The remnants of Hurricane Eta unleashed torrential rains and catastrophic flooding on Central America, killing at least 21 people and turning streets into rivers as dozens in Guatemala were feared to have been buried in their homes by mudslides.
Families waded through flooded streets of the northern Honduran city of San Pedro Sula, while cars sat almost submerged in parts of the central Guatemalan city of San Pedro Carcha, television footage and images posted on social media showed.
"The situation is serious, it's shocking and needs to be dealt with professionally, fast," Honduran President Juan Orlando Hernandez told HCH television, pointing to reports of people stranded or stuck on roofs of flooded homes.
Damage and destruction had spread across the "vast majority" of Honduras and speedboats and helicopters would be sent to rescue people in inaccessible areas, Hernandez said.
One of the fiercest storms to hit Central America in years, Eta struck Nicaragua as a Category 4 hurricane on Tuesday with winds of 150 miles per hour (241 kph) before weakening to a tropical depression as it moved inland and into neighboring Honduras.
By Thursday, authorities confirmed at least five deaths in Guatemala and seven in Honduras. Media in Nicaragua also reported two miners had died in a mudslide.
In the Guatemalan town of San Cristobal Verapaz, located about 120 miles (193 km) north of Guatemala City, 15 homes have "probably" been covered by mudslides, possibly affecting some 75 people, disaster relief agency Conred said in a statement on Thursday.
President Alejandro Giammattei declared a state of emergency in nearly half of the country's 22 departments earlier in the day.
In both Guatemala and Panama, several people have been reported missing, while in Honduras hundreds of people are stranded on roofs awaiting rescue as water levels continue to rise.
In southern Costa Rica, a landslide killed two people in a house, a Costa Rican woman and an American man, officials said. Meanwhile, five people, including three children, died in flooding in Panama's Chiriqui province, near the Costa Rica border, authorities said.
There was better news in Honduras, where 60 fishermen who disappeared at sea on Tuesday returned after taking shelter on cays until they were rescued, said community leader Robin Morales.
Calling their survival a "miracle," Morales said a man among them presumed dead from a heart attack also made it back.
"Our friends are alive, thank God," he said.
Across swaths of Nicaragua, Honduras, Guatemala and Costa Rica, high winds and heavy rain have damaged homes, roads and bridges, forcing thousands to take cover in shelters.
Eta was moving northwest through Honduras toward the Caribbean, at eight miles per hour (13 kph) on Thursday, the U.S. National Hurricane Center (NHC) said.
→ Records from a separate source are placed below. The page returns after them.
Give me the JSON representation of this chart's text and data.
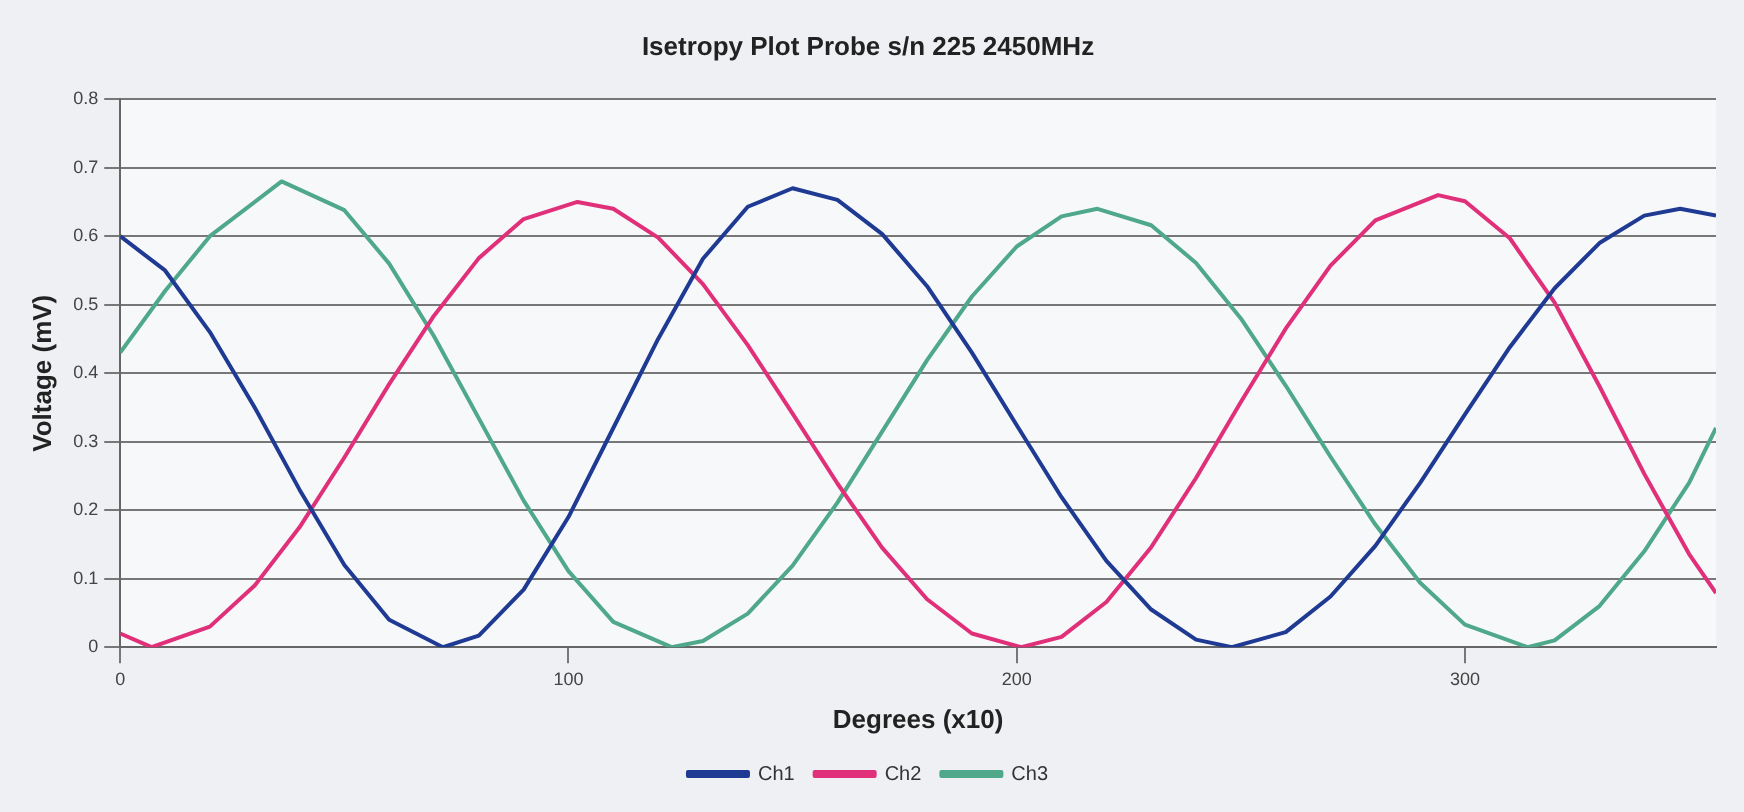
{
  "chart_data": {
    "type": "line",
    "title": "Isetropy Plot Probe s/n 225 2450MHz",
    "xlabel": "Degrees (x10)",
    "ylabel": "Voltage (mV)",
    "xlim": [
      0,
      356
    ],
    "xticks": [
      0,
      100,
      200,
      300
    ],
    "ylim": [
      0,
      0.8
    ],
    "yticks": [
      0,
      0.1,
      0.2,
      0.3,
      0.4,
      0.5,
      0.6,
      0.7,
      0.8
    ],
    "grid": "y",
    "legend": "bottom",
    "marker": "none",
    "line_style": "solid",
    "series": [
      {
        "name": "Ch1",
        "color": "#1f3a93",
        "x": [
          0,
          10,
          20,
          30,
          40,
          50,
          60,
          72,
          80,
          90,
          100,
          110,
          120,
          130,
          140,
          150,
          160,
          170,
          180,
          190,
          200,
          210,
          220,
          230,
          240,
          248,
          260,
          270,
          280,
          290,
          300,
          310,
          320,
          330,
          340,
          348,
          356
        ],
        "values": [
          0.6,
          0.55,
          0.46,
          0.35,
          0.23,
          0.12,
          0.04,
          0,
          0.017,
          0.084,
          0.19,
          0.32,
          0.45,
          0.567,
          0.643,
          0.67,
          0.653,
          0.603,
          0.527,
          0.43,
          0.324,
          0.219,
          0.126,
          0.055,
          0.011,
          0,
          0.022,
          0.074,
          0.148,
          0.24,
          0.34,
          0.438,
          0.524,
          0.59,
          0.63,
          0.64,
          0.63
        ]
      },
      {
        "name": "Ch2",
        "color": "#e0307a",
        "x": [
          0,
          7,
          20,
          30,
          40,
          50,
          60,
          70,
          80,
          90,
          102,
          110,
          120,
          130,
          140,
          150,
          160,
          170,
          180,
          190,
          201,
          210,
          220,
          230,
          240,
          250,
          260,
          270,
          280,
          294,
          300,
          310,
          320,
          330,
          340,
          350,
          356
        ],
        "values": [
          0.02,
          0,
          0.03,
          0.09,
          0.175,
          0.277,
          0.384,
          0.484,
          0.568,
          0.625,
          0.65,
          0.64,
          0.598,
          0.53,
          0.441,
          0.341,
          0.239,
          0.145,
          0.07,
          0.02,
          0,
          0.015,
          0.066,
          0.146,
          0.247,
          0.358,
          0.465,
          0.557,
          0.623,
          0.66,
          0.651,
          0.597,
          0.503,
          0.381,
          0.253,
          0.136,
          0.079
        ]
      },
      {
        "name": "Ch3",
        "color": "#4fa88a",
        "x": [
          0,
          10,
          20,
          36,
          50,
          60,
          70,
          80,
          90,
          100,
          110,
          123,
          130,
          140,
          150,
          160,
          170,
          180,
          190,
          200,
          210,
          218,
          230,
          240,
          250,
          260,
          270,
          280,
          290,
          300,
          314,
          320,
          330,
          340,
          350,
          356
        ],
        "values": [
          0.43,
          0.52,
          0.6,
          0.68,
          0.638,
          0.56,
          0.454,
          0.334,
          0.214,
          0.111,
          0.037,
          0,
          0.009,
          0.049,
          0.119,
          0.211,
          0.315,
          0.419,
          0.512,
          0.585,
          0.629,
          0.64,
          0.616,
          0.561,
          0.48,
          0.382,
          0.278,
          0.179,
          0.094,
          0.033,
          0,
          0.01,
          0.06,
          0.14,
          0.24,
          0.32
        ]
      }
    ]
  }
}
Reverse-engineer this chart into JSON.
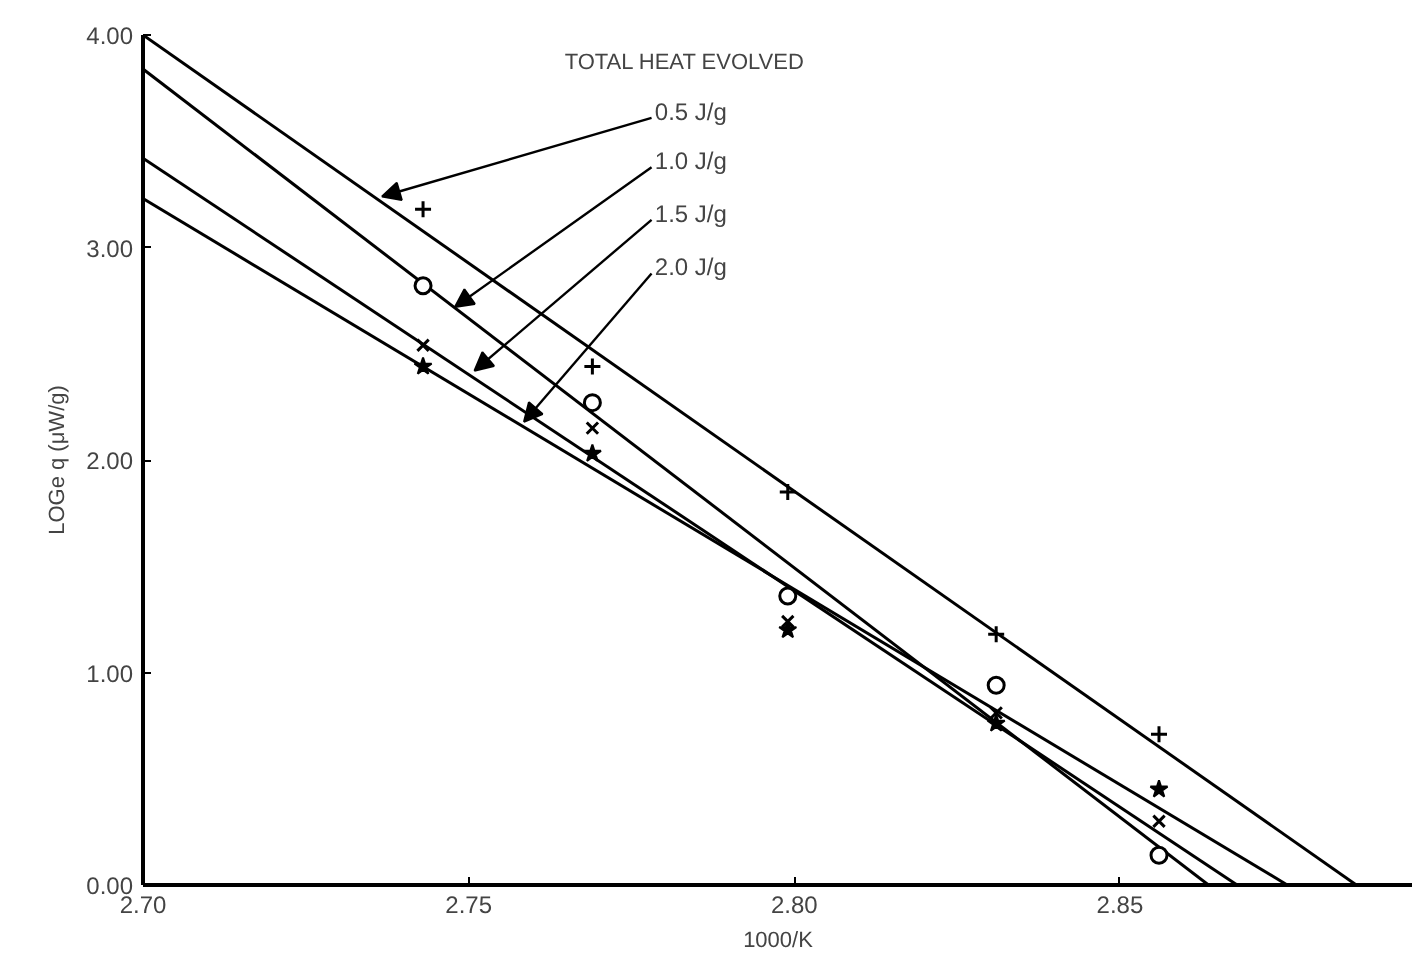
{
  "chart_data": {
    "type": "scatter",
    "xlabel": "1000/K",
    "ylabel": "LOGe q (μW/g)",
    "xlim": [
      2.7,
      2.895
    ],
    "ylim": [
      0,
      4
    ],
    "xticks": [
      {
        "value": 2.7,
        "label": "2.70"
      },
      {
        "value": 2.75,
        "label": "2.75"
      },
      {
        "value": 2.8,
        "label": "2.80"
      },
      {
        "value": 2.85,
        "label": "2.85"
      }
    ],
    "yticks": [
      {
        "value": 0,
        "label": "0.00"
      },
      {
        "value": 1,
        "label": "1.00"
      },
      {
        "value": 2,
        "label": "2.00"
      },
      {
        "value": 3,
        "label": "3.00"
      },
      {
        "value": 4,
        "label": "4.00"
      }
    ],
    "grid": false,
    "annotations": [
      "TOTAL HEAT EVOLVED",
      {
        "text": "0.5 J/g",
        "x": 2.7367,
        "y": 3.24
      },
      {
        "text": "1.0 J/g",
        "x": 2.7479,
        "y": 2.72
      },
      {
        "text": "1.5 J/g",
        "x": 2.7509,
        "y": 2.42
      },
      {
        "text": "2.0 J/g",
        "x": 2.7585,
        "y": 2.18
      }
    ],
    "series": [
      {
        "type": "line",
        "color": "#000000",
        "line_style": "solid",
        "x": [
          2.7,
          2.8863
        ],
        "values": [
          4.0,
          0
        ]
      },
      {
        "type": "line",
        "color": "#000000",
        "line_style": "solid",
        "x": [
          2.7,
          2.8636
        ],
        "values": [
          3.84,
          0
        ]
      },
      {
        "type": "line",
        "color": "#000000",
        "line_style": "solid",
        "x": [
          2.7,
          2.868
        ],
        "values": [
          3.42,
          0
        ]
      },
      {
        "type": "line",
        "color": "#000000",
        "line_style": "solid",
        "x": [
          2.7,
          2.8757
        ],
        "values": [
          3.23,
          0
        ]
      },
      {
        "color": "#000000",
        "marker": "cross",
        "x": [
          2.743,
          2.769,
          2.799,
          2.831,
          2.856
        ],
        "values": [
          3.18,
          2.44,
          1.85,
          1.18,
          0.71
        ]
      },
      {
        "color": "#000000",
        "marker": "circle",
        "x": [
          2.743,
          2.769,
          2.799,
          2.831,
          2.856
        ],
        "values": [
          2.82,
          2.27,
          1.36,
          0.94,
          0.14
        ]
      },
      {
        "color": "#000000",
        "marker": "x",
        "x": [
          2.743,
          2.769,
          2.799,
          2.831,
          2.856
        ],
        "values": [
          2.54,
          2.15,
          1.24,
          0.81,
          0.3
        ]
      },
      {
        "color": "#000000",
        "marker": "star",
        "x": [
          2.743,
          2.769,
          2.799,
          2.831,
          2.856
        ],
        "values": [
          2.44,
          2.03,
          1.2,
          0.76,
          0.45
        ]
      }
    ]
  }
}
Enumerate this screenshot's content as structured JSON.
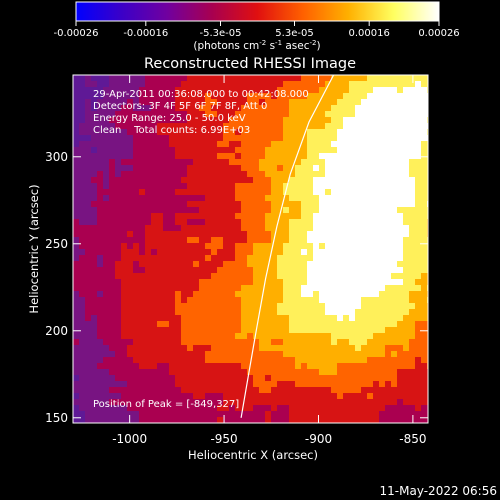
{
  "colorbar": {
    "tick_labels": [
      "-0.00026",
      "-0.00016",
      "-5.3e-05",
      "5.3e-05",
      "0.00016",
      "0.00026"
    ],
    "tick_values": [
      -0.00026,
      -0.00016,
      -5.3e-05,
      5.3e-05,
      0.00016,
      0.00026
    ],
    "units_parts": [
      "(photons cm",
      "-2",
      " s",
      "-1",
      " asec",
      "-2",
      ")"
    ],
    "range": [
      -0.00026,
      0.00026
    ],
    "stops": [
      "#0000ff",
      "#3b00c8",
      "#7000a0",
      "#a80050",
      "#e01010",
      "#ff6000",
      "#ffb000",
      "#ffff60",
      "#ffffff"
    ]
  },
  "chart_data": {
    "type": "heatmap",
    "title": "Reconstructed RHESSI Image",
    "xlabel": "Heliocentric X (arcsec)",
    "ylabel": "Heliocentric Y (arcsec)",
    "xlim": [
      -1030,
      -842
    ],
    "ylim": [
      147,
      347
    ],
    "xticks": [
      -1000,
      -950,
      -900,
      -850
    ],
    "xtick_labels": [
      "-1000",
      "-950",
      "-900",
      "-850"
    ],
    "yticks": [
      150,
      200,
      250,
      300
    ],
    "ytick_labels": [
      "150",
      "200",
      "250",
      "300"
    ],
    "limb_curve": [
      {
        "x": -892,
        "y": 347
      },
      {
        "x": -905,
        "y": 320
      },
      {
        "x": -915,
        "y": 290
      },
      {
        "x": -922,
        "y": 260
      },
      {
        "x": -928,
        "y": 230
      },
      {
        "x": -933,
        "y": 200
      },
      {
        "x": -937,
        "y": 175
      },
      {
        "x": -941,
        "y": 150
      }
    ],
    "annotations": [
      "29-Apr-2011 00:36:08.000 to 00:42:08.000",
      "Detectors: 3F 4F 5F 6F 7F 8F, Att 0",
      "Energy Range: 25.0 - 50.0 keV",
      "Clean    Total counts: 6.99E+03"
    ],
    "peak_label": "Position of Peak = [-849,327]",
    "peak": [
      -849,
      327
    ]
  },
  "footer": {
    "timestamp": "11-May-2022 06:56"
  }
}
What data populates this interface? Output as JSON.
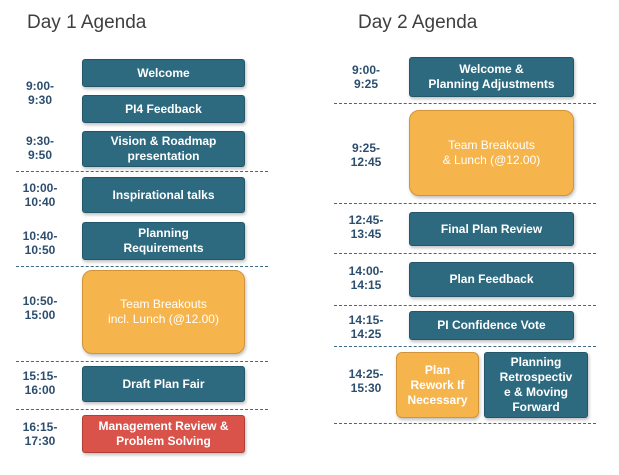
{
  "day1": {
    "title": "Day 1 Agenda",
    "times": [
      "9:00-\n9:30",
      "9:30-\n9:50",
      "10:00-\n10:40",
      "10:40-\n10:50",
      "10:50-\n15:00",
      "15:15-\n16:00",
      "16:15-\n17:30"
    ],
    "sessions": [
      "Welcome",
      "PI4 Feedback",
      "Vision & Roadmap\npresentation",
      "Inspirational talks",
      "Planning\nRequirements",
      "Team Breakouts\nincl. Lunch (@12.00)",
      "Draft Plan Fair",
      "Management Review &\nProblem Solving"
    ]
  },
  "day2": {
    "title": "Day 2 Agenda",
    "times": [
      "9:00-\n9:25",
      "9:25-\n12:45",
      "12:45-\n13:45",
      "14:00-\n14:15",
      "14:15-\n14:25",
      "14:25-\n15:30"
    ],
    "sessions": [
      "Welcome &\nPlanning Adjustments",
      "Team Breakouts\n& Lunch (@12.00)",
      "Final Plan Review",
      "Plan Feedback",
      "PI Confidence Vote",
      "Plan\nRework If\nNecessary",
      "Planning\nRetrospectiv\ne & Moving\nForward"
    ]
  },
  "colors": {
    "teal": "#2d6a80",
    "orange": "#f6b44c",
    "red": "#d9534a",
    "time_text": "#2c4e6e",
    "divider": "#3b6c86"
  }
}
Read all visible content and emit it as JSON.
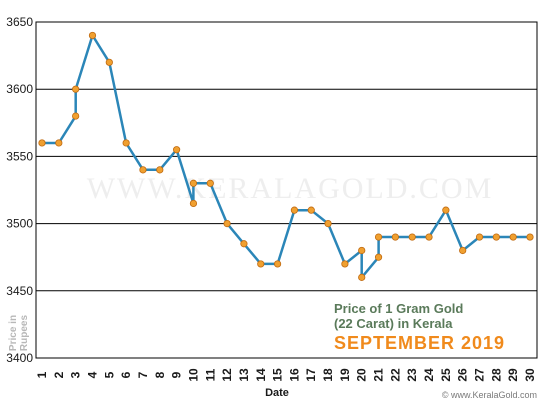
{
  "chart_data": {
    "type": "line",
    "title_line1": "Price of 1 Gram Gold",
    "title_line2": "(22 Carat) in Kerala",
    "title_month": "SEPTEMBER 2019",
    "xlabel": "Date",
    "ylabel_line1": "Price in",
    "ylabel_line2": "Rupees",
    "watermark": "WWW.KERALAGOLD.COM",
    "credit": "© www.KeralaGold.com",
    "x_ticks": [
      "1",
      "2",
      "3",
      "4",
      "5",
      "6",
      "7",
      "8",
      "9",
      "10",
      "11",
      "12",
      "13",
      "14",
      "15",
      "16",
      "17",
      "18",
      "19",
      "20",
      "21",
      "22",
      "23",
      "24",
      "25",
      "26",
      "27",
      "28",
      "29",
      "30"
    ],
    "y_ticks": [
      "3400",
      "3450",
      "3500",
      "3550",
      "3600",
      "3650"
    ],
    "ylim": [
      3400,
      3650
    ],
    "xlim": [
      1,
      30
    ],
    "grid": true,
    "colors": {
      "line": "#2b86b8",
      "marker": "#f0a030",
      "marker_stroke": "#c06a10",
      "grid": "#000000"
    },
    "points": [
      {
        "x": 1,
        "y": 3560
      },
      {
        "x": 2,
        "y": 3560
      },
      {
        "x": 3,
        "y": 3580
      },
      {
        "x": 3,
        "y": 3600
      },
      {
        "x": 4,
        "y": 3640
      },
      {
        "x": 5,
        "y": 3620
      },
      {
        "x": 6,
        "y": 3560
      },
      {
        "x": 7,
        "y": 3540
      },
      {
        "x": 8,
        "y": 3540
      },
      {
        "x": 9,
        "y": 3555
      },
      {
        "x": 10,
        "y": 3515
      },
      {
        "x": 10,
        "y": 3530
      },
      {
        "x": 11,
        "y": 3530
      },
      {
        "x": 12,
        "y": 3500
      },
      {
        "x": 13,
        "y": 3485
      },
      {
        "x": 14,
        "y": 3470
      },
      {
        "x": 15,
        "y": 3470
      },
      {
        "x": 16,
        "y": 3510
      },
      {
        "x": 17,
        "y": 3510
      },
      {
        "x": 18,
        "y": 3500
      },
      {
        "x": 19,
        "y": 3470
      },
      {
        "x": 20,
        "y": 3480
      },
      {
        "x": 20,
        "y": 3460
      },
      {
        "x": 21,
        "y": 3475
      },
      {
        "x": 21,
        "y": 3490
      },
      {
        "x": 22,
        "y": 3490
      },
      {
        "x": 23,
        "y": 3490
      },
      {
        "x": 24,
        "y": 3490
      },
      {
        "x": 25,
        "y": 3510
      },
      {
        "x": 26,
        "y": 3480
      },
      {
        "x": 27,
        "y": 3490
      },
      {
        "x": 28,
        "y": 3490
      },
      {
        "x": 29,
        "y": 3490
      },
      {
        "x": 30,
        "y": 3490
      }
    ]
  }
}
Heavy rains continued and the storm's top winds edged up to 35 mph (56 kph).
One unidentified woman made a desperate plea for help on Honduran television from La Lima, a municipality southeast of San Pedro Sula.
"I've got five children on the roof of my house and nobody's helping me to get them down," she said.
Eta is forecast to return to sea and regain momentum as a tropical storm, possibly reaching the Cayman Islands, Cuba and southern Florida in the coming days, the NHC said.